TUCSON, April 26 (UPI) — A new instrument has been installed in the world’s largest optical telescope, allowing a view of the most distant and faintest objects in the universe.

The instrument, called Lucifer, was installed in the Large Binocular Telescope on Mount Graham in southeastern Arizona. The telescope’s U.S, German and Italian partners said Lucifer is the first of two new innovative near-infrared cameras and spectrographs to be installed in the telescope.


After more than a decade of design, manufacturing and testing, Lucifer provides a powerful tool to gain spectacular insights into the universe, the scientists said. Lucifer, built by a consortium of German institutes, will be followed by an identical instrument that is to be installed next year.

“With the large light-gathering power of the (telescope), astronomers are now able to collect the spectral fingerprints of the faintest and most distant objects in the universe,” said Professor Richard Green of the University of Arizona’s Steward Observatory and the telescope’s director.
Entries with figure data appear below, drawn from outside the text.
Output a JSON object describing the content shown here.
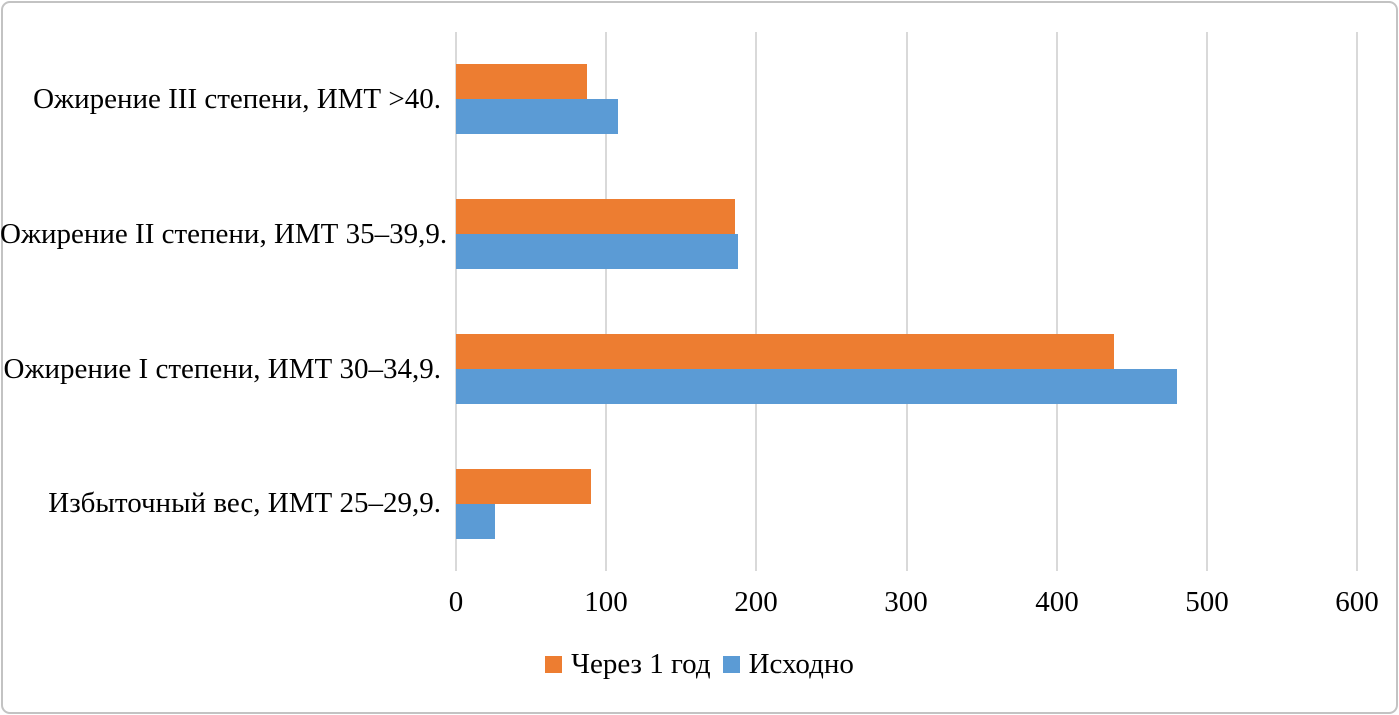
{
  "chart_data": {
    "type": "bar",
    "orientation": "horizontal",
    "title": "",
    "categories": [
      "Ожирение III степени, ИМТ >40.",
      "Ожирение II степени, ИМТ 35–39,9.",
      "Ожирение I степени, ИМТ 30–34,9.",
      "Избыточный вес, ИМТ 25–29,9."
    ],
    "series": [
      {
        "name": "Через 1 год",
        "color": "#ED7D31",
        "values": [
          87,
          186,
          438,
          90
        ]
      },
      {
        "name": "Исходно",
        "color": "#5B9BD5",
        "values": [
          108,
          188,
          480,
          26
        ]
      }
    ],
    "xlim": [
      0,
      600
    ],
    "xticks": [
      "0",
      "100",
      "200",
      "300",
      "400",
      "500",
      "600"
    ],
    "grid": "vertical-gridlines-only",
    "legend_position": "bottom-center",
    "category_order": "top-to-bottom",
    "bar_group_order": [
      "Через 1 год",
      "Исходно"
    ]
  },
  "colors": {
    "background": "#FFFFFF",
    "frame_border": "#C3C3C3",
    "gridline": "#D9D9D9",
    "text": "#000000"
  }
}
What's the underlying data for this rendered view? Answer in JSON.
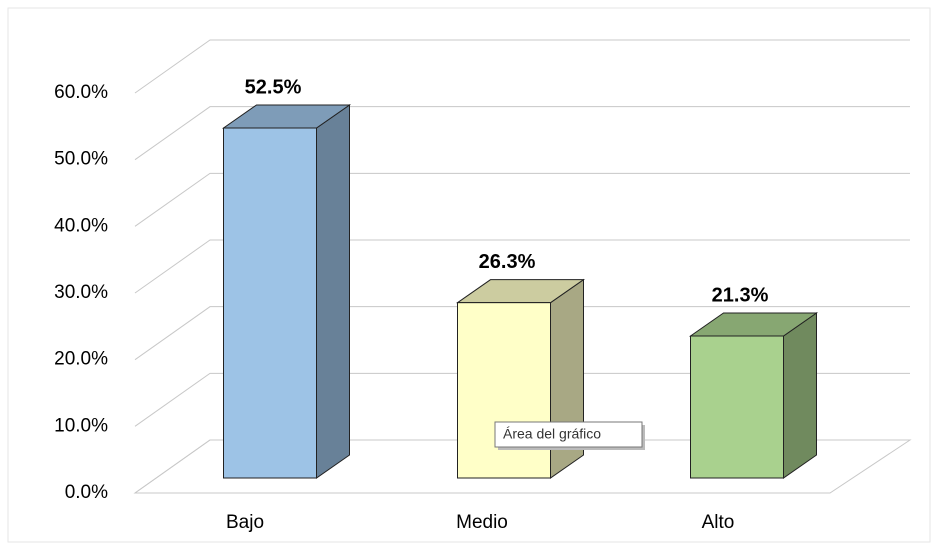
{
  "chart_data": {
    "type": "bar3d",
    "categories": [
      "Bajo",
      "Medio",
      "Alto"
    ],
    "values": [
      52.5,
      26.3,
      21.3
    ],
    "value_labels": [
      "52.5%",
      "26.3%",
      "21.3%"
    ],
    "colors": [
      "#9dc3e6",
      "#ffffc8",
      "#a9d18e"
    ],
    "ylim": [
      0,
      60
    ],
    "yticks": [
      {
        "value": 0,
        "label": "0.0%"
      },
      {
        "value": 10,
        "label": "10.0%"
      },
      {
        "value": 20,
        "label": "20.0%"
      },
      {
        "value": 30,
        "label": "30.0%"
      },
      {
        "value": 40,
        "label": "40.0%"
      },
      {
        "value": 50,
        "label": "50.0%"
      },
      {
        "value": 60,
        "label": "60.0%"
      }
    ],
    "grid": true,
    "annotation": "Área del gráfico"
  }
}
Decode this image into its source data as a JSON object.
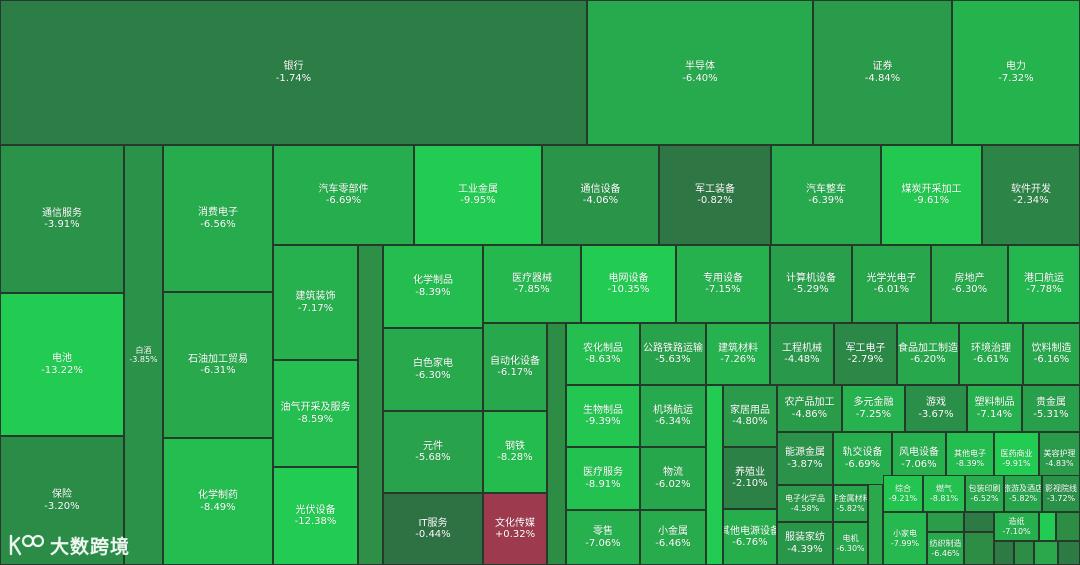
{
  "watermark": {
    "text": "大数跨境",
    "icon": "kobo-logo-icon"
  },
  "colors": {
    "deep_down": "#22cc52",
    "mid_down": "#2e9a49",
    "slight_down": "#2f6e43",
    "up": "#9e3a4e"
  },
  "chart_data": {
    "type": "heatmap",
    "subtype": "treemap",
    "value_unit": "%",
    "tiles": [
      {
        "name": "银行",
        "change": "-1.74%"
      },
      {
        "name": "半导体",
        "change": "-6.40%"
      },
      {
        "name": "证券",
        "change": "-4.84%"
      },
      {
        "name": "电力",
        "change": "-7.32%"
      },
      {
        "name": "通信服务",
        "change": "-3.91%"
      },
      {
        "name": "电池",
        "change": "-13.22%"
      },
      {
        "name": "保险",
        "change": "-3.20%"
      },
      {
        "name": "白酒",
        "change": "-3.85%"
      },
      {
        "name": "消费电子",
        "change": "-6.56%"
      },
      {
        "name": "石油加工贸易",
        "change": "-6.31%"
      },
      {
        "name": "化学制药",
        "change": "-8.49%"
      },
      {
        "name": "汽车零部件",
        "change": "-6.69%"
      },
      {
        "name": "工业金属",
        "change": "-9.95%"
      },
      {
        "name": "通信设备",
        "change": "-4.06%"
      },
      {
        "name": "军工装备",
        "change": "-0.82%"
      },
      {
        "name": "汽车整车",
        "change": "-6.39%"
      },
      {
        "name": "煤炭开采加工",
        "change": "-9.61%"
      },
      {
        "name": "软件开发",
        "change": "-2.34%"
      },
      {
        "name": "建筑装饰",
        "change": "-7.17%"
      },
      {
        "name": "油气开采及服务",
        "change": "-8.59%"
      },
      {
        "name": "光伏设备",
        "change": "-12.38%"
      },
      {
        "name": "化学制品",
        "change": "-8.39%"
      },
      {
        "name": "白色家电",
        "change": "-6.30%"
      },
      {
        "name": "元件",
        "change": "-5.68%"
      },
      {
        "name": "IT服务",
        "change": "-0.44%"
      },
      {
        "name": "医疗器械",
        "change": "-7.85%"
      },
      {
        "name": "自动化设备",
        "change": "-6.17%"
      },
      {
        "name": "钢铁",
        "change": "-8.28%"
      },
      {
        "name": "文化传媒",
        "change": "+0.32%"
      },
      {
        "name": "电网设备",
        "change": "-10.35%"
      },
      {
        "name": "专用设备",
        "change": "-7.15%"
      },
      {
        "name": "计算机设备",
        "change": "-5.29%"
      },
      {
        "name": "光学光电子",
        "change": "-6.01%"
      },
      {
        "name": "房地产",
        "change": "-6.30%"
      },
      {
        "name": "港口航运",
        "change": "-7.78%"
      },
      {
        "name": "农化制品",
        "change": "-8.63%"
      },
      {
        "name": "公路铁路运输",
        "change": "-5.63%"
      },
      {
        "name": "建筑材料",
        "change": "-7.26%"
      },
      {
        "name": "工程机械",
        "change": "-4.48%"
      },
      {
        "name": "军工电子",
        "change": "-2.79%"
      },
      {
        "name": "食品加工制造",
        "change": "-6.20%"
      },
      {
        "name": "环境治理",
        "change": "-6.61%"
      },
      {
        "name": "饮料制造",
        "change": "-6.16%"
      },
      {
        "name": "生物制品",
        "change": "-9.39%"
      },
      {
        "name": "机场航运",
        "change": "-6.34%"
      },
      {
        "name": "家居用品",
        "change": "-4.80%"
      },
      {
        "name": "农产品加工",
        "change": "-4.86%"
      },
      {
        "name": "多元金融",
        "change": "-7.25%"
      },
      {
        "name": "游戏",
        "change": "-3.67%"
      },
      {
        "name": "塑料制品",
        "change": "-7.14%"
      },
      {
        "name": "贵金属",
        "change": "-5.31%"
      },
      {
        "name": "医疗服务",
        "change": "-8.91%"
      },
      {
        "name": "物流",
        "change": "-6.02%"
      },
      {
        "name": "养殖业",
        "change": "-2.10%"
      },
      {
        "name": "能源金属",
        "change": "-3.87%"
      },
      {
        "name": "轨交设备",
        "change": "-6.69%"
      },
      {
        "name": "风电设备",
        "change": "-7.06%"
      },
      {
        "name": "其他电子",
        "change": "-8.39%"
      },
      {
        "name": "医药商业",
        "change": "-9.91%"
      },
      {
        "name": "美容护理",
        "change": "-4.83%"
      },
      {
        "name": "电子化学品",
        "change": "-4.58%"
      },
      {
        "name": "非金属材料",
        "change": "-5.82%"
      },
      {
        "name": "综合",
        "change": "-9.21%"
      },
      {
        "name": "燃气",
        "change": "-8.81%"
      },
      {
        "name": "包装印刷",
        "change": "-6.52%"
      },
      {
        "name": "旅游及酒店",
        "change": "-5.82%"
      },
      {
        "name": "影视院线",
        "change": "-3.72%"
      },
      {
        "name": "零售",
        "change": "-7.06%"
      },
      {
        "name": "小金属",
        "change": "-6.46%"
      },
      {
        "name": "其他电源设备",
        "change": "-6.76%"
      },
      {
        "name": "服装家纺",
        "change": "-4.39%"
      },
      {
        "name": "电机",
        "change": "-6.30%"
      },
      {
        "name": "小家电",
        "change": "-7.99%"
      },
      {
        "name": "造纸",
        "change": "-7.10%"
      },
      {
        "name": "纺织制造",
        "change": "-6.46%"
      }
    ]
  }
}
Lucifer is mounted at the focus points of the telescope’s two giant 27.6-foot-diameter mirrors. Each instrument is cooled to minus 213 degrees Celsius to observe near-infrared wavelengths. The researchers said near-infrared observations are essential for understanding the formation of stars and planets.

Lucifer is an acronym for large binocular telescope near-infrared utility with camera and integral field unit for extragalactic research.